Le président ukrainien aussi fustigé ses alliés qui lui interdisent d'utiliser les armes occidentales pour frapper le territoire russe, de crainte que ça ne pousse le Kremlin à une escalade.
"Ils peuvent nous frapper depuis leur territoire, c'est le plus grand avantage dont la Russie dispose, et nous ne pouvons rien faire à leurs systèmes (d'armements) situés sur le territoire russe avec les armes occidentales. Nous n'en avons pas le droit", a-t-il dénoncé.
Le président ukrainien a souhaité voir la Chine et des pays du Sud "impliqués" dans la conférence sur la paix en Ukraine, que la Suisse organise à la mi-juin.
"Des acteurs mondiaux" comme la Chine "ont une influence sur la Russie. Et plus nous aurons de pays de ce type de notre côté, du côté de la fin de la guerre, je dirais, plus la Russie devra compter avec cela", a relevé le président ukrainien.
Volodymyr Zelensky a indiqué vendredi à l'AFP avoir rejeté l'idée de "trêve" pendant la durée des Jeux olympiques de Paris en été que souhaitait le président français Emmanuel Macron.
"J'ai dit : Emmanuel, nous n'y croyons pas. Imaginons une seconde qu'il y ait un cessez-le-feu. D'abord, on ne fait pas confiance à Poutine. Deuxièmement, il ne va pas retirer ses troupes. Troisièmement, (...) dis-moi Emmanuel, ai-je dit, qui garantit que la Russie ne va pas en profiter pour faire venir ses troupes sur notre territoire", a raconté M. Zelensky, rejetant une "trêve qui ferait le jeu de l'ennemi".
Dans son entretien à l'AFP, Volodymyr Zelensky a reconnu un manque d'effectifs. "Il y a un nombre important de brigades qui sont vides", a-t-il dit.
Au total, l'Ukraine n'a qu'un quart des systèmes de défense antiaérienne dont elle a besoin et nécessite au total 120 à 130 avions de combat F16 pour mettre fin à la domination de la Russie dans les airs, a déclaré le chef de l'État.
Dans un entretien exclusif à l'AFP, le président ukrainien Volodymyr Zelensky a dit s'attendre à une offensive russe plus large dans le nord et dans l'est qui viserait à prendre Kharkiv. "Ils ont lancé leur opération, elle peut être constituée de plusieurs vagues.
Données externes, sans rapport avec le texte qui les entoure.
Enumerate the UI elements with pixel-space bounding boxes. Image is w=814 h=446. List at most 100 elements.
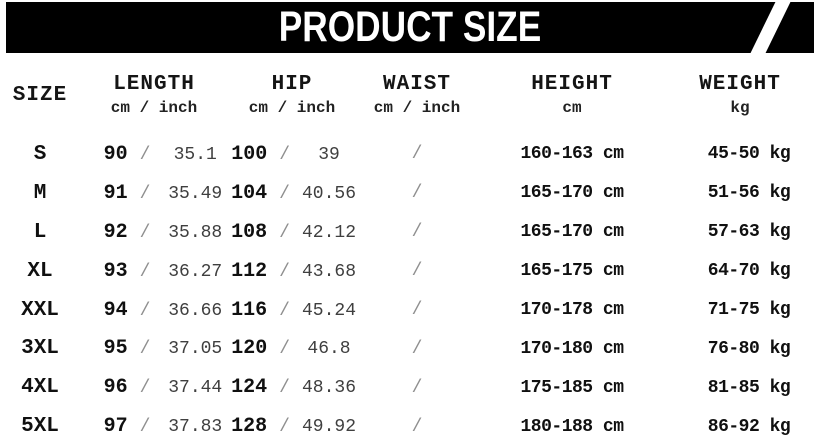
length-cm-value: 93 xyxy=(103,259,128,283)
hip-cell: 104 / 40.56 xyxy=(228,182,356,205)
table-row: S 90 / 35.1 100 / 39 / 160-163 cm 45-50 kg xyxy=(0,135,814,174)
hip-cm-value: 116 xyxy=(231,298,268,322)
length-inch-value: 36.66 xyxy=(168,300,223,321)
weight-value: 76-80 kg xyxy=(707,338,791,359)
weight-cell: 81-85 kg xyxy=(666,378,814,398)
hip-cell: 124 / 48.36 xyxy=(228,376,356,399)
weight-cell: 86-92 kg xyxy=(666,417,814,437)
hip-inch-value: 45.24 xyxy=(301,300,356,321)
separator-slash: / xyxy=(139,183,151,204)
length-cm-value: 92 xyxy=(103,220,128,244)
height-value: 175-185 cm xyxy=(520,377,624,398)
col-header-size: SIZE xyxy=(0,55,80,135)
waist-cell: / xyxy=(356,300,478,320)
waist-cell: / xyxy=(356,339,478,359)
separator-slash: / xyxy=(279,222,290,243)
weight-cell: 51-56 kg xyxy=(666,183,814,203)
length-cell: 97 / 37.83 xyxy=(80,415,228,438)
size-value: 3XL xyxy=(21,337,59,361)
waist-value: / xyxy=(411,416,423,437)
col-label-weight: WEIGHT xyxy=(699,73,781,96)
size-cell: 3XL xyxy=(0,337,80,360)
col-label-height: HEIGHT xyxy=(531,73,613,96)
length-inch-value: 35.88 xyxy=(168,222,223,243)
length-cell: 92 / 35.88 xyxy=(80,221,228,244)
weight-value: 86-92 kg xyxy=(707,416,791,437)
height-value: 180-188 cm xyxy=(520,416,624,437)
length-cm-value: 90 xyxy=(103,142,128,166)
table-row: L 92 / 35.88 108 / 42.12 / 165-170 cm 57-63 … xyxy=(0,213,814,252)
size-cell: M xyxy=(0,182,80,205)
hip-inch-value: 42.12 xyxy=(301,222,356,243)
hip-cell: 100 / 39 xyxy=(228,143,356,166)
hip-inch-value: 48.36 xyxy=(301,378,356,399)
table-row: 4XL 96 / 37.44 124 / 48.36 / 175-185 cm 81-8… xyxy=(0,368,814,407)
hip-cm-value: 104 xyxy=(231,181,268,205)
size-value: XL xyxy=(27,259,53,283)
waist-value: / xyxy=(411,222,423,243)
height-cell: 175-185 cm xyxy=(478,378,666,398)
height-value: 165-170 cm xyxy=(520,183,624,204)
size-value: 5XL xyxy=(21,415,59,439)
weight-value: 71-75 kg xyxy=(707,300,791,320)
length-inch-value: 36.27 xyxy=(168,261,223,282)
height-value: 165-170 cm xyxy=(520,222,624,243)
length-cell: 90 / 35.1 xyxy=(80,143,228,166)
separator-slash: / xyxy=(279,183,290,204)
size-value: 4XL xyxy=(21,376,59,400)
weight-cell: 45-50 kg xyxy=(666,144,814,164)
table-row: XXL 94 / 36.66 116 / 45.24 / 170-178 cm 71-7… xyxy=(0,291,814,330)
waist-cell: / xyxy=(356,183,478,203)
separator-slash: / xyxy=(279,144,291,165)
separator-slash: / xyxy=(139,339,151,360)
hip-cm-value: 120 xyxy=(231,337,268,361)
table-row: 3XL 95 / 37.05 120 / 46.8 / 170-180 cm 76-80… xyxy=(0,329,814,368)
col-label-hip: HIP xyxy=(271,73,313,96)
length-inch-value: 37.05 xyxy=(168,339,223,360)
col-unit-length: cm / inch xyxy=(110,99,198,117)
table-row: M 91 / 35.49 104 / 40.56 / 165-170 cm 51-56 … xyxy=(0,174,814,213)
weight-cell: 57-63 kg xyxy=(666,222,814,242)
weight-cell: 64-70 kg xyxy=(666,261,814,281)
col-unit-height: cm xyxy=(562,99,582,117)
length-inch-value: 37.83 xyxy=(168,417,223,438)
weight-value: 51-56 kg xyxy=(707,183,791,204)
length-inch-value: 35.49 xyxy=(168,183,223,204)
weight-value: 45-50 kg xyxy=(707,144,791,165)
separator-slash: / xyxy=(139,144,151,165)
waist-value: / xyxy=(411,300,423,320)
title-banner: PRODUCT SIZE xyxy=(6,2,814,53)
col-unit-waist: cm / inch xyxy=(373,99,461,117)
col-label-waist: WAIST xyxy=(382,73,451,96)
height-value: 160-163 cm xyxy=(520,144,624,165)
height-cell: 165-170 cm xyxy=(478,183,666,203)
weight-cell: 71-75 kg xyxy=(666,300,814,320)
col-label-size: SIZE xyxy=(12,83,68,107)
separator-slash: / xyxy=(139,378,151,399)
length-cell: 95 / 37.05 xyxy=(80,337,228,360)
hip-inch-value: 39 xyxy=(318,144,340,165)
waist-value: / xyxy=(411,144,423,165)
separator-slash: / xyxy=(139,417,151,438)
height-cell: 170-178 cm xyxy=(478,300,666,320)
size-cell: S xyxy=(0,143,80,166)
separator-slash: / xyxy=(139,300,151,321)
hip-inch-value: 49.92 xyxy=(301,417,356,438)
hip-cm-value: 112 xyxy=(231,259,268,283)
height-cell: 160-163 cm xyxy=(478,144,666,164)
height-value: 165-175 cm xyxy=(520,261,624,282)
hip-cm-value: 128 xyxy=(231,415,268,439)
waist-cell: / xyxy=(356,261,478,281)
length-inch-value: 35.1 xyxy=(173,144,217,165)
weight-cell: 76-80 kg xyxy=(666,339,814,359)
table-body: S 90 / 35.1 100 / 39 / 160-163 cm 45-50 kg M… xyxy=(0,135,814,446)
separator-slash: / xyxy=(279,378,290,399)
col-header-height: HEIGHT cm xyxy=(478,55,666,135)
size-value: L xyxy=(33,220,47,244)
waist-cell: / xyxy=(356,378,478,398)
size-cell: 5XL xyxy=(0,415,80,438)
height-value: 170-178 cm xyxy=(520,300,624,320)
table-row: XL 93 / 36.27 112 / 43.68 / 165-175 cm 64-70… xyxy=(0,252,814,291)
col-unit-hip: cm / inch xyxy=(248,99,336,117)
Et ça c'est leur première vague", a assuré vendredi M. Zelensky.
Il a néanmoins assuré que, malgré les avancées russes des derniers jours dans la région de Kharkiv, la situation était meilleure pour ses forces qu'il y a une semaine, lorsque les troupes du Kremlin ont franchi par surprise la frontière.
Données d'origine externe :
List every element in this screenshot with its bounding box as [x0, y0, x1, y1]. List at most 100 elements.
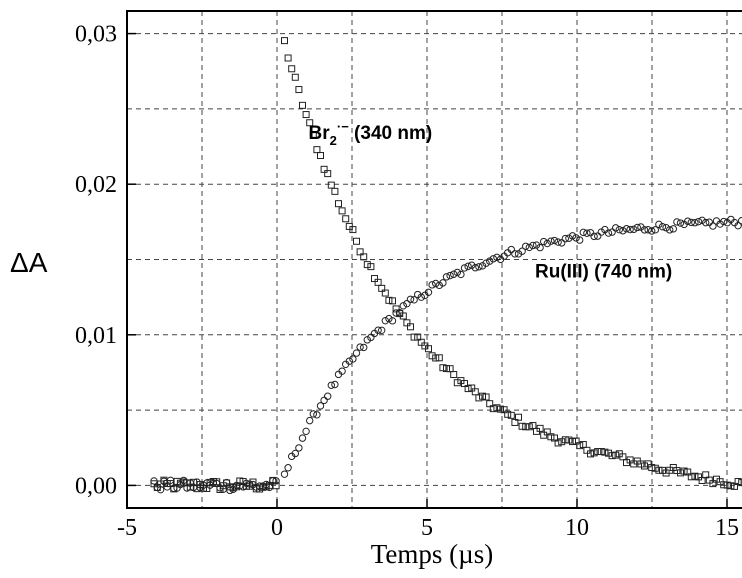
data-point-circle: [385, 314, 393, 323]
data-point-square: [331, 187, 339, 195]
data-point-square: [425, 345, 432, 353]
data-point-square: [644, 460, 652, 468]
data-point-circle: [439, 279, 447, 287]
data-point-circle: [543, 239, 551, 248]
data-point-square: [299, 101, 306, 109]
data-point-square: [576, 442, 584, 450]
data-point-circle: [622, 225, 631, 233]
data-point-circle: [709, 222, 717, 230]
data-point-square: [302, 111, 310, 119]
data-point-square: [432, 354, 440, 362]
data-point-square: [637, 460, 645, 468]
data-point-circle: [550, 236, 559, 245]
data-point-square: [342, 215, 350, 223]
y-tick-label: 0,02: [75, 172, 117, 198]
data-point-square: [313, 146, 321, 154]
data-point-circle: [291, 449, 299, 458]
data-point-square: [565, 436, 573, 444]
data-point-circle: [424, 288, 433, 296]
data-point-circle: [658, 223, 667, 231]
axis-ticks: [126, 32, 728, 508]
data-point-square: [695, 473, 702, 481]
data-point-square: [551, 434, 558, 442]
x-axis-label: Temps (µs): [371, 539, 493, 569]
data-point-square: [349, 226, 357, 234]
data-point-square: [612, 451, 620, 459]
data-point-square: [731, 482, 738, 490]
y-tick-label: 0,01: [75, 323, 117, 349]
data-point-square: [691, 472, 699, 480]
x-tick-label: 10: [565, 515, 589, 541]
data-point-square: [720, 481, 728, 489]
data-point-circle: [522, 242, 530, 250]
data-point-square: [272, 482, 280, 490]
data-point-circle: [442, 273, 451, 281]
data-point-square: [648, 464, 656, 472]
data-point-square: [734, 478, 742, 486]
annotation-ru-740nm: Ru(III) (740 nm): [535, 262, 672, 283]
data-point-square: [338, 207, 346, 215]
data-point-square: [641, 462, 648, 470]
data-point-square: [522, 423, 530, 431]
data-point-circle: [403, 299, 411, 308]
data-point-circle: [374, 326, 382, 334]
data-point-circle: [378, 326, 386, 335]
y-tick-label: 0,00: [75, 473, 117, 499]
data-point-circle: [453, 268, 461, 277]
data-point-square: [713, 475, 720, 483]
data-point-square: [482, 393, 490, 401]
data-point-square: [356, 248, 364, 256]
data-point-circle: [507, 245, 515, 254]
data-point-square: [500, 406, 508, 414]
data-point-square: [579, 441, 587, 449]
data-point-circle: [568, 232, 577, 240]
data-point-square: [320, 165, 328, 173]
data-point-circle: [662, 224, 670, 232]
data-point-square: [489, 405, 497, 413]
data-point-circle: [345, 357, 353, 365]
data-point-square: [655, 466, 663, 474]
data-point-square: [515, 413, 522, 421]
data-point-circle: [612, 224, 620, 232]
data-point-circle: [651, 226, 659, 234]
x-tick-label: 15: [715, 515, 739, 541]
data-point-circle: [209, 479, 218, 488]
data-point-square: [687, 473, 695, 481]
data-point-circle: [482, 259, 490, 267]
data-point-circle: [302, 427, 310, 436]
data-point-square: [651, 464, 659, 472]
data-point-square: [569, 438, 576, 446]
data-point-circle: [604, 229, 613, 237]
data-point-circle: [608, 228, 616, 236]
data-point-square: [558, 438, 566, 446]
data-point-circle: [525, 243, 533, 252]
data-point-square: [504, 410, 512, 418]
data-point-circle: [320, 396, 328, 405]
data-point-circle: [673, 218, 681, 226]
data-point-circle: [406, 295, 415, 303]
data-point-circle: [547, 237, 555, 245]
data-point-square: [518, 422, 526, 430]
data-point-square: [475, 394, 483, 402]
data-point-square: [403, 319, 411, 327]
data-point-square: [709, 480, 717, 488]
data-point-circle: [475, 263, 483, 271]
data-point-square: [288, 65, 296, 73]
data-point-circle: [565, 234, 573, 242]
data-point-circle: [170, 484, 178, 493]
data-point-square: [572, 437, 580, 445]
data-point-square: [536, 424, 544, 432]
data-point-circle: [295, 444, 303, 452]
data-point-square: [443, 365, 450, 373]
data-point-circle: [399, 302, 407, 310]
data-point-circle: [360, 343, 368, 352]
data-point-square: [363, 261, 371, 269]
data-point-square: [378, 284, 386, 292]
data-point-circle: [529, 241, 537, 250]
data-point-square: [414, 333, 422, 341]
data-point-square: [561, 436, 569, 444]
data-point-circle: [316, 402, 325, 410]
data-point-square: [698, 477, 706, 485]
data-point-square: [543, 428, 551, 436]
data-point-circle: [583, 229, 591, 237]
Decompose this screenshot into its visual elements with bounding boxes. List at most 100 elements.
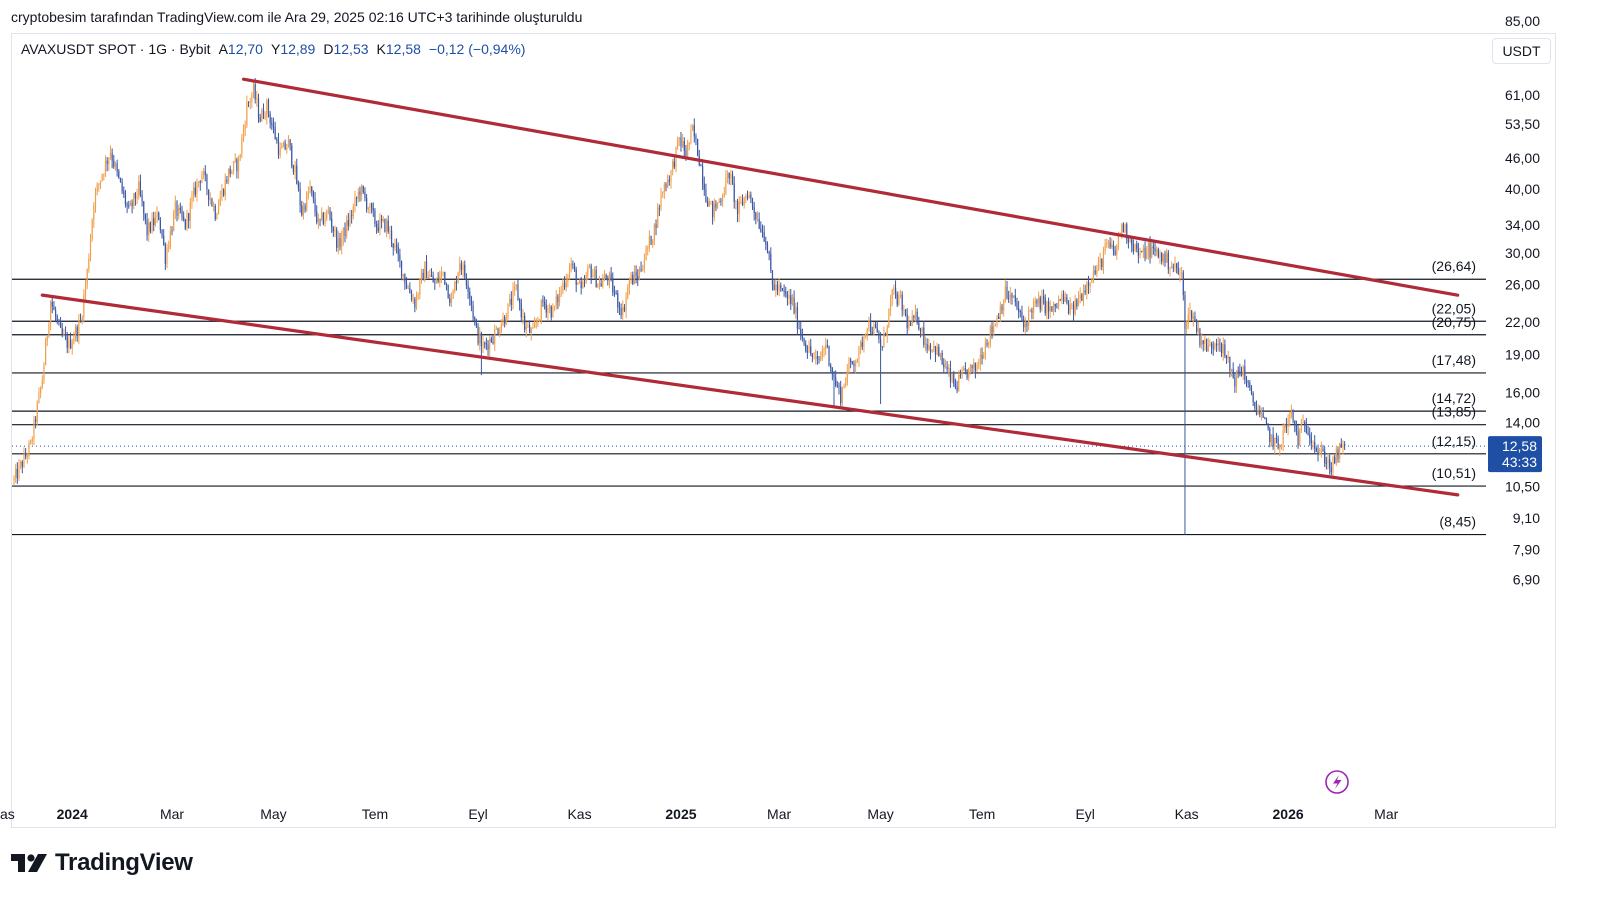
tradingview-logo[interactable]: TradingView (11, 849, 193, 877)
candle (1304, 420, 1306, 433)
candle-body (627, 287, 629, 298)
candle-body (913, 316, 915, 318)
candle-body (969, 364, 971, 368)
candle-body (26, 456, 28, 457)
candle (539, 318, 541, 322)
candle (886, 324, 888, 344)
channel-lower-line[interactable] (40, 293, 1460, 497)
candle (479, 327, 481, 351)
candle-body (1245, 379, 1248, 383)
candle-body (296, 165, 298, 184)
candle-body (119, 177, 122, 182)
candle (251, 92, 253, 109)
candle-body (108, 157, 110, 164)
candle (1335, 445, 1337, 466)
candle-body (821, 350, 823, 357)
candle-body (718, 200, 720, 203)
candle-body (362, 185, 364, 192)
candle-body (535, 323, 537, 325)
candle-body (294, 165, 296, 173)
candle-body (949, 368, 952, 382)
candle-body (830, 365, 832, 369)
lightning-event-icon[interactable] (1325, 770, 1349, 794)
candle-body (1310, 437, 1312, 444)
candle-body (317, 218, 319, 223)
candle-body (1217, 343, 1219, 346)
candle (449, 293, 451, 307)
candle (1076, 298, 1078, 310)
candle-body (18, 464, 20, 479)
candle-body (1237, 370, 1239, 372)
candle (677, 136, 679, 151)
candle-body (174, 201, 176, 213)
candle-body (1092, 270, 1095, 280)
candle-body (277, 140, 280, 155)
candle-body (35, 419, 37, 422)
candle (690, 124, 692, 145)
candle-body (1159, 252, 1161, 258)
candle-body (976, 364, 978, 371)
candle-body (143, 201, 145, 214)
candle (675, 146, 677, 173)
candle-body (973, 362, 975, 369)
symbol-title[interactable]: AVAXUSDT SPOT · 1G · Bybit (21, 41, 211, 57)
candle-body (63, 333, 65, 335)
candle-body (366, 197, 368, 210)
candle (542, 295, 544, 307)
candle-body (1272, 434, 1274, 447)
candle-body (331, 218, 333, 228)
candle (1207, 337, 1209, 352)
candle (346, 215, 348, 239)
candle-body (929, 345, 932, 352)
candle (1018, 300, 1020, 319)
candle-body (389, 230, 391, 232)
candle-body (597, 283, 599, 288)
candle (327, 205, 329, 215)
candle-body (462, 264, 464, 270)
candle-body (321, 213, 323, 220)
candle-body (21, 461, 23, 468)
candle-body (334, 229, 336, 232)
candle (994, 323, 996, 327)
candle-body (530, 328, 532, 333)
candle (798, 321, 800, 330)
candle (1200, 333, 1203, 349)
candle (597, 283, 599, 289)
candle (475, 318, 477, 329)
candle-body (1312, 442, 1314, 444)
candle (766, 241, 769, 254)
candle (562, 278, 564, 295)
candle-body (1099, 259, 1101, 263)
candle-body (843, 385, 845, 388)
candle-body (297, 183, 300, 189)
candle (450, 292, 453, 307)
currency-button[interactable]: USDT (1492, 38, 1551, 64)
candle-body (45, 340, 47, 366)
candle-body (645, 247, 647, 261)
candle-body (695, 136, 697, 140)
channel-upper-line[interactable] (241, 77, 1460, 297)
candle (934, 345, 937, 363)
candle (18, 458, 20, 481)
candle-body (435, 278, 438, 284)
candle (236, 157, 238, 179)
candle (183, 211, 185, 222)
candle (731, 170, 734, 185)
candle (464, 260, 466, 279)
candle-body (410, 293, 413, 300)
candle (129, 200, 132, 206)
candle-body (1269, 428, 1271, 442)
candle-body (928, 345, 930, 350)
candle-body (1071, 304, 1073, 306)
candle-body (783, 290, 785, 292)
candle (21, 460, 23, 474)
candle-body (291, 145, 293, 166)
candle-body (537, 320, 539, 324)
candle-body (314, 198, 316, 212)
candle-body (1162, 253, 1164, 262)
candle-body (1242, 366, 1244, 376)
candle (179, 202, 181, 214)
candle (206, 173, 208, 196)
candle (219, 190, 221, 207)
"Nous voulons que la guerre se termine par une paix juste pour nous", a-t-il dit, "et l'Occident veut juste que la guerre s'arrête, aussi vite que possible". En outre, le déploiement de nouvelles livraisons d'armes occidentales pourrait prendre encore des mois durant lesquels il y a un risque de "percées" russes dans certains secteurs, a déclaré M. Zelensky. Mais "personne ne va abandonner (le combat en Ukraine). Je suis sûr que, quelles que soient les difficultés rencontrées et les percées réalisées, il n'y aura toujours pas de percée globale", a soutenu le chef de l'État.
Bonjour à toutes et à tous dans ce direct du samedi 18 mai consacré à la guerre en Ukraine.
De son côté, l'Ukraine a dit que les forces russes étaient en train de détruire la ville de Vovtchansk et qu'elles continuaient d'avancer dans la région. Quelque 200 civils restent sur place, d'après la même source, alors que la ville, située à une cinquantaine de kilomètres de Kharkiv, la capitale régionale, comptait quelque 18.000 habitants avant-guerre. L'armée russe a souvent fini par détruire les villes ukrainiennes pour les conquérir, à l'instar de Bakhmout l'an passé ou Avdiïvka en février.